As with many aspects of the semiconductor industry, there is a continuing desire to scale down device dimensions to achieve higher device packing densities on semiconductor wafers. Similarly, increased device speed and performance are also desired to allow more data to be stored on smaller memory devices. Accordingly, there are ongoing efforts to, among other things, increase the number of memory cells that can be packed on a semiconductor wafer (or die).
For example, another type of flash memory is dual sided ONO flash memory, which allows multiple bits to be stored in a single cell. In this technology, a memory cell is essentially split into two identical (mirrored) or complementary regions, each of which is formulated for storing one of two independent bits. Each dual sided ONO flash memory cell, like a traditional cell, has a gate, a source, and a drain. However, unlike a traditional stacked gate cell in which the source is always connected to an electrical source and the drain is always connected to an electrical drain, respective dual sided ONO flash memory cells can have the connections of the source and drain reversed during operation to permit the storing of two bits.
In a virtual ground type architecture, dual sided ONO flash memory cells have a semiconductor substrate with conductive bitlines. A multilayer storage layer, referred to as a “charge-trapping dielectric layer”, is formed over the semiconductor substrate. The charge-trapping dielectric layer can generally be composed of three separate layers: a first insulating layer, a charge-trapping layer, and a second insulating layer. Wordlines are formed over the charge-trapping dielectric layer substantially perpendicular to the bitlines. Programming circuitry controls two bits per cell by applying a signal to the wordline, which acts as a control gate, and changing bitline connections such that one bit is stored by the source and drain being connected in one arrangement and a complementary bit is stored by the source and drain being connected in another arrangement.
The closeness of such dual sided ONO flash architectures, however, also causes certain undesirable phenomena to become prevalent.
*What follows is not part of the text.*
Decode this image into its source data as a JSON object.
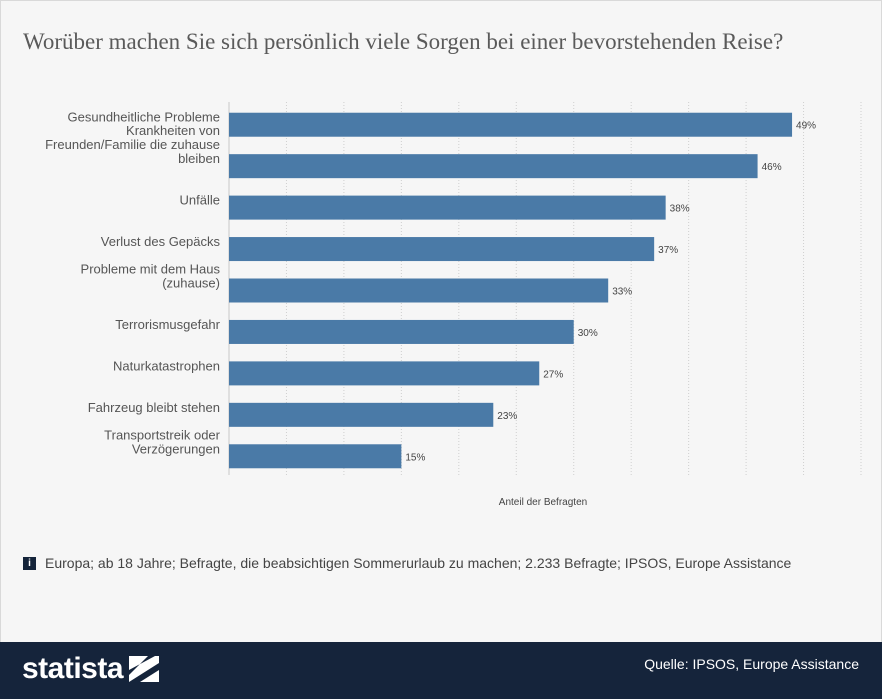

For example, isolating two bits or charges stored within a charge trapping layer becomes increasingly difficult as the channel length is decreased and the bits are brought closer together. In this manner, the charge on the bits can contaminate or disturb one another, causing operations performed on the bits to be more challenging and introducing a greater opportunity for error. This interdependency or the affect that bits can have on one another is sometimes referred to as complementary bit disturb or CBD.
Regardless of the flash architecture employed, reliably and accurately programming dual sided ONO flash and multi-level flash cells can be particularly sensitive with the attendant complications of maintaining narrow Vt distributions in order to accurately read and determine a data state from a corresponding Vt level. In addition, even if such narrow distributions are attained for the various multiple levels, unless sectors of memory cells can be programmed to within the acceptable limits quickly, efficiently, and reliably, little competitive advantage may be gained.
In view of the foregoing, a need exists for an improved method of quickly and efficiently programming multi-level flash memory cells of a sector or array while maintaining CBD control to achieve narrow Vt distributions of the programmed bit states.